Bildersturm in Riga von Martin Pabst, eine interessante Darstellung der Reformationskämpfe in Riga anhand alter Quellen, und :

Rigaer Kunstmuseen während der sowjetischen Okkupation von Mara Traumane, eine Darstellung der Kunstzensur insbesondere im Jahre 1949, wo über 2 % der Letten nach Sibirien verschleppt wurden da sie dem Kommunismus nicht konform genug erschienen.
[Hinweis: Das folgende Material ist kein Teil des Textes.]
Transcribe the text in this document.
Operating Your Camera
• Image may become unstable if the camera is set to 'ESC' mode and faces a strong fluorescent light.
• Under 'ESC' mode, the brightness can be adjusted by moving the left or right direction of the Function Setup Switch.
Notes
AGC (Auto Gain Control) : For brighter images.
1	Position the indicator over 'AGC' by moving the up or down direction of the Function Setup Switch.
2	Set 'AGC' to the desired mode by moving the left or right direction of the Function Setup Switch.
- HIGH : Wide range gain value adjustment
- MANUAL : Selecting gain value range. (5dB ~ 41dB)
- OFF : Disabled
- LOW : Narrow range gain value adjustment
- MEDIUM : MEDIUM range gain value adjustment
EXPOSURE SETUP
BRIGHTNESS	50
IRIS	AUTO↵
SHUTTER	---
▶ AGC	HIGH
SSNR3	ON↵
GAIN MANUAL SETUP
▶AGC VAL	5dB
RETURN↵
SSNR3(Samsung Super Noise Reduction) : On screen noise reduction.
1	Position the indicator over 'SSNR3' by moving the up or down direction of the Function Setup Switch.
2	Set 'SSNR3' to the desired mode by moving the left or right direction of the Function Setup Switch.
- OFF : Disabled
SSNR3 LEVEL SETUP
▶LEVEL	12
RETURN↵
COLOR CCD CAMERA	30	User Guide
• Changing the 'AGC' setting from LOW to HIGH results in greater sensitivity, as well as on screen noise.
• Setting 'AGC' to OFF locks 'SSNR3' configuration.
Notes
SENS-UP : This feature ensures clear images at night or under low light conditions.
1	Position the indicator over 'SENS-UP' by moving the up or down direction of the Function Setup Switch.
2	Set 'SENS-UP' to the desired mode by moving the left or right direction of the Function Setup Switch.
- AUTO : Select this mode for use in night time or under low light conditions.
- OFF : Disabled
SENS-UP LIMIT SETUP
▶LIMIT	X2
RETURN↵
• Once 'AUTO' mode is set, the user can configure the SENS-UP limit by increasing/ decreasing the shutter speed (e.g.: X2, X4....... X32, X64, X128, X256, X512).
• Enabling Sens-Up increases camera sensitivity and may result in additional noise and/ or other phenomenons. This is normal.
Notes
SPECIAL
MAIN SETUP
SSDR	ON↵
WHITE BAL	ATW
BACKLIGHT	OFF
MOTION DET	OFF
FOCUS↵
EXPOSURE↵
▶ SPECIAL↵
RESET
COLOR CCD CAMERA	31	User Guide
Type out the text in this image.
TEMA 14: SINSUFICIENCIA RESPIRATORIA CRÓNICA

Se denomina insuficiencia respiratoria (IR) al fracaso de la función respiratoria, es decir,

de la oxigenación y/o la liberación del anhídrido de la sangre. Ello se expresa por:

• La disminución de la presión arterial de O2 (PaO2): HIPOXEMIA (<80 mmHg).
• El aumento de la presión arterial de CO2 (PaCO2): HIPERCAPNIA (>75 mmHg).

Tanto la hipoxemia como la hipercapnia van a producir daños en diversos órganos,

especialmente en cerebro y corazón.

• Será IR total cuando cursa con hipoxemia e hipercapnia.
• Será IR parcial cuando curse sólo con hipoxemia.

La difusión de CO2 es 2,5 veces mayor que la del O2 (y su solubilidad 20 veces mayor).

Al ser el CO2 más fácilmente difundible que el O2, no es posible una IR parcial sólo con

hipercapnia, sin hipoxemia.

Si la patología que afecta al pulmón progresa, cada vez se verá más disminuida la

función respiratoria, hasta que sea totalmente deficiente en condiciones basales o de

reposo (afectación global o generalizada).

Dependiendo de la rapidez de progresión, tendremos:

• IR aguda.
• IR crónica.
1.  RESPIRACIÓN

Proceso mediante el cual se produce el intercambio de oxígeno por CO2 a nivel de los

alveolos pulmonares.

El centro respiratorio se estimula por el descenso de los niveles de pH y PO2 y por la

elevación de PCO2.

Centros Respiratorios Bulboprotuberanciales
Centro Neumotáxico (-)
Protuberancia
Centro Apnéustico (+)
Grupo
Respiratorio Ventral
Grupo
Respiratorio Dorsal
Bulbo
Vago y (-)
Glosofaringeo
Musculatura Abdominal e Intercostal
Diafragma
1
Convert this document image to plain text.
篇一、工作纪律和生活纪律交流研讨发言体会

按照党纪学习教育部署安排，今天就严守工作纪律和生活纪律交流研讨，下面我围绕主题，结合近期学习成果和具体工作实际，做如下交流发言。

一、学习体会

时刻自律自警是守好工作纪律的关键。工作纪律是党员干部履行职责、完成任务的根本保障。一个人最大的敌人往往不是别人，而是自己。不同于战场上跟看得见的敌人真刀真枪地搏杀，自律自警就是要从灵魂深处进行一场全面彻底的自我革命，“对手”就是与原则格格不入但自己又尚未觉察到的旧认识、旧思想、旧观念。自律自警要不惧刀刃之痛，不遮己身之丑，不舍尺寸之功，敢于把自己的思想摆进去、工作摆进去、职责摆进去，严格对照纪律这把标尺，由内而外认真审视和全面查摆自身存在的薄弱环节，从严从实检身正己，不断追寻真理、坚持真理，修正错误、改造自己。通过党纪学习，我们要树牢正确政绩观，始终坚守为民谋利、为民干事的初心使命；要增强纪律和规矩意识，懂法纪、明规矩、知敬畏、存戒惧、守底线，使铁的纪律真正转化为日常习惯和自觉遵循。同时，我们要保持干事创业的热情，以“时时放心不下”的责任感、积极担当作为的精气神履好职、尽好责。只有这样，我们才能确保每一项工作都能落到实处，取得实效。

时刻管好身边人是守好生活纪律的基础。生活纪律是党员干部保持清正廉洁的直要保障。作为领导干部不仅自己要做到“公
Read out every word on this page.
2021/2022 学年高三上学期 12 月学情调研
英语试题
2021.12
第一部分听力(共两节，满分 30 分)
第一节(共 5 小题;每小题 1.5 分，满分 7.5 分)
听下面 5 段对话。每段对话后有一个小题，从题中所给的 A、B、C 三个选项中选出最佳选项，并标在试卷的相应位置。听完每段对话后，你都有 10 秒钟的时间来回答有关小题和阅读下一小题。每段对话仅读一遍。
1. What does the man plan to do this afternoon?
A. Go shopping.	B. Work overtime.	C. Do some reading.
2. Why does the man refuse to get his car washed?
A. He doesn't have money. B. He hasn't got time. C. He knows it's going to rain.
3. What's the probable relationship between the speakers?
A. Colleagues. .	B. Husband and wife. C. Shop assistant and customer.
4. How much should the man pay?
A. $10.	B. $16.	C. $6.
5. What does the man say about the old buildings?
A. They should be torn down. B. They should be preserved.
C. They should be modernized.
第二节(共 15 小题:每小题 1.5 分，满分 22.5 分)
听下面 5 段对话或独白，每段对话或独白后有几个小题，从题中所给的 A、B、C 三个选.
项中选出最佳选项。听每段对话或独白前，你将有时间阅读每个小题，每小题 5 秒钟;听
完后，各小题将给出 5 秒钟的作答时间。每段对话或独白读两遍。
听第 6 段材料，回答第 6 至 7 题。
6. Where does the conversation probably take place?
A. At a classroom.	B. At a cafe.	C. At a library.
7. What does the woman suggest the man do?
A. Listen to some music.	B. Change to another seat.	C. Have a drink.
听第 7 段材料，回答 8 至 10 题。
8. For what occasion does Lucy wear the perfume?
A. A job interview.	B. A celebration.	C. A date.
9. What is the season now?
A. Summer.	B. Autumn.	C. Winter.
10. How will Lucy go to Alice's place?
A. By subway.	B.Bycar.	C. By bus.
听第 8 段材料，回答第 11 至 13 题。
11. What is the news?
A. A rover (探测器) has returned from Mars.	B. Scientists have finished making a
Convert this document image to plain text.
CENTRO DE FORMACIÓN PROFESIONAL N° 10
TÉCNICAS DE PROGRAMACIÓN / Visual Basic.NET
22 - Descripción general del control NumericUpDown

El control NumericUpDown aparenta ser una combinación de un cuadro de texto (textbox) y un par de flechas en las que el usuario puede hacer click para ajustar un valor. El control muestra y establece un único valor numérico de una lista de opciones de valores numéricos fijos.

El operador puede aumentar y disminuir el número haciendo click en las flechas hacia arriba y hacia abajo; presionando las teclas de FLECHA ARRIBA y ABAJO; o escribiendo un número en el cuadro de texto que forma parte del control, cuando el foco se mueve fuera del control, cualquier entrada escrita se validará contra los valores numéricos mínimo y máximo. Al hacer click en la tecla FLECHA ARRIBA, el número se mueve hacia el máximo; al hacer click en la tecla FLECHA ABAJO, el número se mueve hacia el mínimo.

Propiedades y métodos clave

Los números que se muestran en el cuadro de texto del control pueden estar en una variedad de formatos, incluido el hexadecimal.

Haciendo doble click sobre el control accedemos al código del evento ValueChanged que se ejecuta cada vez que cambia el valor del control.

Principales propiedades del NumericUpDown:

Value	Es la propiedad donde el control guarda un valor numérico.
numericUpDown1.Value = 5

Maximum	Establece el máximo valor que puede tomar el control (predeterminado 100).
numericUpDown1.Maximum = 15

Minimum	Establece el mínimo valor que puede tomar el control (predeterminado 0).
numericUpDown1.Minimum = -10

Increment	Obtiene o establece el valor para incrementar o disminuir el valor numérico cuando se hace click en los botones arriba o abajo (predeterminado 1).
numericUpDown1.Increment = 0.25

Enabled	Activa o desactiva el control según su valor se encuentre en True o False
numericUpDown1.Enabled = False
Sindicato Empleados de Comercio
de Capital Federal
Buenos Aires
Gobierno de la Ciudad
Bei der Vorstellung dieses Vortrages hat Ojārs Spārītis hat sich dazu verstiegen die Deportationen 1949 in Lettland mit dem Angriff in der Ukraine und den russischen Maßnahmen zu vergleichen, das ist für einen Historiker etwas fragwürdig.

Ausserdem hätte man mit den heutigen technischen Mitteln die einzelnen Vorträge besser illustrieren können.

Am nächsten Tag gab es einen Ausflug mit dem Schiff die Daugava runter zur Ostsee, dort unterhielt ich mich mit zwei Lettinnen u.a. auch über die Situation in Lettland, die rapide ansteigenden Preise, den überbordenen Verwaltungsapparat, im grossen ganzen nehmen auch sie immer mehr die Entfernung der politischen Verwaltung vom einfachen Bürger war.

Später gingen wir noch mit einer kleinen Gruppe der Deutschbalten ins Zentrum auf ein Bier.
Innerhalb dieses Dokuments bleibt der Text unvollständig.